Between November and the millennium, the CIA’s Counterterrorist Center and other elements of the government’s counter-terror apparatus worked overtime and on supplemental budgets, both of which would have profound effects later on activities in 2000 as more secure funding was sought and the primary counter-terrorism personnel adjusted to “normal” schedules.

Did the millennium itself justify the resources? And did the government pay the price for its focus on stopping a single terrorist strike (and then relaxing once it did)? One will never know, but the effect of anniversary warnings—whether it be July 4th before 9/11, or September 11th—ever since has served to focus more attention on tactical and short-term interdiction rather than the big picture.

54 Marienstrasse in Hamburg, Germany

 

Mohammed Atta, Said Bahaji and Ramzi Binalshibh move into a four bedroom apartment at 54 Marienstrasse in Hamburg, Germany. It becomes known as the house of martyrs and over the 28 months that Atta’s name is on the lease, 29 Middle Eastern and North African men live in the apartment or register it as their home address.
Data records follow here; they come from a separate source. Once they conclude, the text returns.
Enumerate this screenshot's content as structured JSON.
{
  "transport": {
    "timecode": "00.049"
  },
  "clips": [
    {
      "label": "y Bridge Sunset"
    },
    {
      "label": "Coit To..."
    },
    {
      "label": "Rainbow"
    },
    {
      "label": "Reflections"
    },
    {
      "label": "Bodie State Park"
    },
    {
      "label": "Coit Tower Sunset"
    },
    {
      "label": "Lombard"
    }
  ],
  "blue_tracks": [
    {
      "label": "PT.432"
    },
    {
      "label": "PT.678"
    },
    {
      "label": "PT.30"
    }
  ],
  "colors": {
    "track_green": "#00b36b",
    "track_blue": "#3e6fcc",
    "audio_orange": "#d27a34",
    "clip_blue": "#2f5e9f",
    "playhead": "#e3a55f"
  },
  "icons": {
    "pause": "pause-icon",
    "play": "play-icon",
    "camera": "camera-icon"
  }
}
Up to six men at a time live at the apartment, including other al Qaeda operatives, particularly Atta’s partner Marwan al-Shehhi. Atta, Binalshibh and al-Shehhi (together with a fourth of the “Hamburg Group,” Ziad Jarrah) travel to Afghanistan together to participate in jihad and are recruited for the plane’s operation. Binalshibh would relocate to Berlin after this and become a middle-man to the pilot hijackers in the United States, unable to obtain an American visa.

Marientstrasse would become famous later for the Islamic activity going on under the noses of German authorities. Many of its residents would later be arrested.

George Tenet

 

President Clinton signs additional covert action authorities for fighting al Qaeda, including expanding the number of individuals who were subject to capture operations. The formal presidential “findings,” a series of six Memorandum of Notifications, built upon previous (July 1999) covert action authorities already granted to the CIA.

Authority to undertake capture operations are specified by individuals and by country as to what assistance and circumstances the Agency can seek foreign government (and foreign organization) help. There are no “lethal” authorities per se, though obviously in 1998, cruise missile attacks against Osama bin Laden and al Qaeda sought to kill the leader.

CIA Director George Tenet is also instructed to develop additional capabilities beyond those already granted in 1999, such as strengthening relationships with the anti-Taliban Northern Alliance and Uzbek groups in Afghanistan. Another Memorandum calls for covert action to fight the expansion of al Qaeda into Lebanon.